A core switch connecting distributed edge nodes may be based on an electronic switch fabric or an optical switch fabric. An edge node interfaces with data sources and sinks and is typically provided with buffers. An electronic-based core switch requires optical-electrical and electrical-optical interfaces with optical channels connecting the core switch to edge nodes or to other electronic-based core switches. An optical core switch switches optical signals without the need for optical-electrical and electrical-optical conversion. In addition, an optical core switch is compact and has the advantage of low power consumption.
There are, however, several challenges in constructing a large-scale, optical switch using a time-sharing scheme such as a conventional time-division-multiplexing scheme.
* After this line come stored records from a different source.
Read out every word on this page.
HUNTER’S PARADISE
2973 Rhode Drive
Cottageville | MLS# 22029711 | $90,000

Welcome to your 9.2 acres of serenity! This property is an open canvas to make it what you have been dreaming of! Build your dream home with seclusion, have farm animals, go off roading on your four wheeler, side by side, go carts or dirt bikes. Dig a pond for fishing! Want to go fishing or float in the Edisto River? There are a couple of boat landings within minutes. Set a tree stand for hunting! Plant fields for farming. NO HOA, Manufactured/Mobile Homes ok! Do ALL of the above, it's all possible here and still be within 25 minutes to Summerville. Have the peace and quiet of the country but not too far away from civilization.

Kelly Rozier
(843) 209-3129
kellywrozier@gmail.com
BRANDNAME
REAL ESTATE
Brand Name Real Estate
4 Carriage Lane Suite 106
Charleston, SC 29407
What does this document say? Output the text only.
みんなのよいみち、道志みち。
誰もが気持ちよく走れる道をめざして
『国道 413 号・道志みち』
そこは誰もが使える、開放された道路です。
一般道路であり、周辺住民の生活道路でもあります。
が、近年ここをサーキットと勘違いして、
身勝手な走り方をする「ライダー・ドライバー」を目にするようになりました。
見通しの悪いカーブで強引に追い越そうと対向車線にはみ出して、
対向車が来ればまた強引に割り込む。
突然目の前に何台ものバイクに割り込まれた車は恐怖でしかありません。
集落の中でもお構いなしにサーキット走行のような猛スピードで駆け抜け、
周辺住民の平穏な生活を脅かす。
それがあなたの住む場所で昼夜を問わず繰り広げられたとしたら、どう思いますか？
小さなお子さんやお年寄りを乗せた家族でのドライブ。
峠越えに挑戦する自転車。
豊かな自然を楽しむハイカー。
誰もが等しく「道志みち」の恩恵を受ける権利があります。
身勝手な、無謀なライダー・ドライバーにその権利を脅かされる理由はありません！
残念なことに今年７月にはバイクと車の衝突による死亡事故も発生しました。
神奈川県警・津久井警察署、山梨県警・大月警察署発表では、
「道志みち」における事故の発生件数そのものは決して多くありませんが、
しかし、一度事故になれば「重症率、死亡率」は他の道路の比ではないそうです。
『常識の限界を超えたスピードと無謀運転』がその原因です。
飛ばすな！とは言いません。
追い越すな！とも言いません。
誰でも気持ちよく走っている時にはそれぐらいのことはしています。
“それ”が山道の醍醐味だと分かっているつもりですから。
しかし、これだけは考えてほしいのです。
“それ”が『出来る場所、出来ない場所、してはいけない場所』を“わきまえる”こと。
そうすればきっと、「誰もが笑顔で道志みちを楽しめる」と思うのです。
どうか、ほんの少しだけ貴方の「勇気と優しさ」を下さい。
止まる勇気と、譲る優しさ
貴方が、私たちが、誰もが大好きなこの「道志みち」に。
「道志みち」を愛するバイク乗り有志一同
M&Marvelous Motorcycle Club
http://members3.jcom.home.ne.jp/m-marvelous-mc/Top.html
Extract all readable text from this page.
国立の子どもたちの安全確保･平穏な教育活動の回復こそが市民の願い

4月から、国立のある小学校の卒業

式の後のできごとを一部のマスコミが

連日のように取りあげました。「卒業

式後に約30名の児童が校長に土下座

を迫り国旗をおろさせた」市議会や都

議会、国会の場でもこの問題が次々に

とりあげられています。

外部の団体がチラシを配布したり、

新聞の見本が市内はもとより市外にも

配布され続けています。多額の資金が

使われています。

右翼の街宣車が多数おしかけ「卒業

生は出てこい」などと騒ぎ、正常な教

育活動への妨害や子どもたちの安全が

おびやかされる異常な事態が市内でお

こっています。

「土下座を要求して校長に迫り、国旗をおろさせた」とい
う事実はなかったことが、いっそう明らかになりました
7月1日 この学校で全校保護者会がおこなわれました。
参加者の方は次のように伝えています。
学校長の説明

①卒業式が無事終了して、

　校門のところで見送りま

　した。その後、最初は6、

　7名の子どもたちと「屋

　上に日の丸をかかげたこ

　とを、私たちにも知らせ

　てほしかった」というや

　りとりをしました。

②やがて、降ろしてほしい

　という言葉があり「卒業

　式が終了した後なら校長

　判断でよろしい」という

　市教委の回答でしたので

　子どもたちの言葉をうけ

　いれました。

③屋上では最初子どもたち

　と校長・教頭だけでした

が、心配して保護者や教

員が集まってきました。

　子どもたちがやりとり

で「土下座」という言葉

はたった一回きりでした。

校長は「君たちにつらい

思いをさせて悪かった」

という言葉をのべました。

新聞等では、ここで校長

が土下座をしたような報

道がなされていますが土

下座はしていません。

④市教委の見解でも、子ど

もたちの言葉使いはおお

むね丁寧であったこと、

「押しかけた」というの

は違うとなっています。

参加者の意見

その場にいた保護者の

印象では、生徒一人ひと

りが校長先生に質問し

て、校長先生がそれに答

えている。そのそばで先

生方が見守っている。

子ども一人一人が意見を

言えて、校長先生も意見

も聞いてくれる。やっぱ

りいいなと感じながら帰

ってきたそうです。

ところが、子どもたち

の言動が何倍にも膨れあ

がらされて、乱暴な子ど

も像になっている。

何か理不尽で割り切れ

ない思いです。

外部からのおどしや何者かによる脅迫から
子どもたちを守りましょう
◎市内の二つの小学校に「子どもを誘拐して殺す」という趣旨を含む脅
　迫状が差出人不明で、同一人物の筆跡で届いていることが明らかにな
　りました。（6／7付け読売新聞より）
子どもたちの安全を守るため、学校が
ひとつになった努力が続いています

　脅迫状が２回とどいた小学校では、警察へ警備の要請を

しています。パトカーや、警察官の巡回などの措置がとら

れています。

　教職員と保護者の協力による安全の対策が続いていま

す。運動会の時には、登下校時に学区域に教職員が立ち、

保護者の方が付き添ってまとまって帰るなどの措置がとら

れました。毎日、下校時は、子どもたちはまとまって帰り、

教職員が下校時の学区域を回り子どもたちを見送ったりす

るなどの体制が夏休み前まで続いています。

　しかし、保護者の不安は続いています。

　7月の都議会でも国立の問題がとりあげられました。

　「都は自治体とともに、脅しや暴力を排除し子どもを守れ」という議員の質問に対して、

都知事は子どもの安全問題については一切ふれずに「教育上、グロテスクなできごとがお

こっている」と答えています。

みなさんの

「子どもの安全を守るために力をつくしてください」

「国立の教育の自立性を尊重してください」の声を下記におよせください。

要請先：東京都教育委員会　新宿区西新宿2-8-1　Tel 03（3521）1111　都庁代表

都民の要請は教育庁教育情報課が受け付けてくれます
While it is feasible to construct a slow-switching, optical switch unit of large dimension, 2000×2000 for example, a fast-switching, optical switch unit is limited to a relatively small dimension, 32×32, for example. This forces the use of multi-stage structures, such as a mesh structure, to construct a fast-switching, optical switch of large dimension. Due to the absence of buffers in the optical domain, at least with the present state of the art, establishing a connection through a time-shared, multi-stage structure requires a compound time-slot-matching process. A compound time-slot matching process of high order (third order or higher) may be computationally intensive and may also lead to relatively-low occupancy due to mismatch blocking as taught in the United States Patent Publication No. 2004/0037558 entitled “Modular High-Capacity Switch”.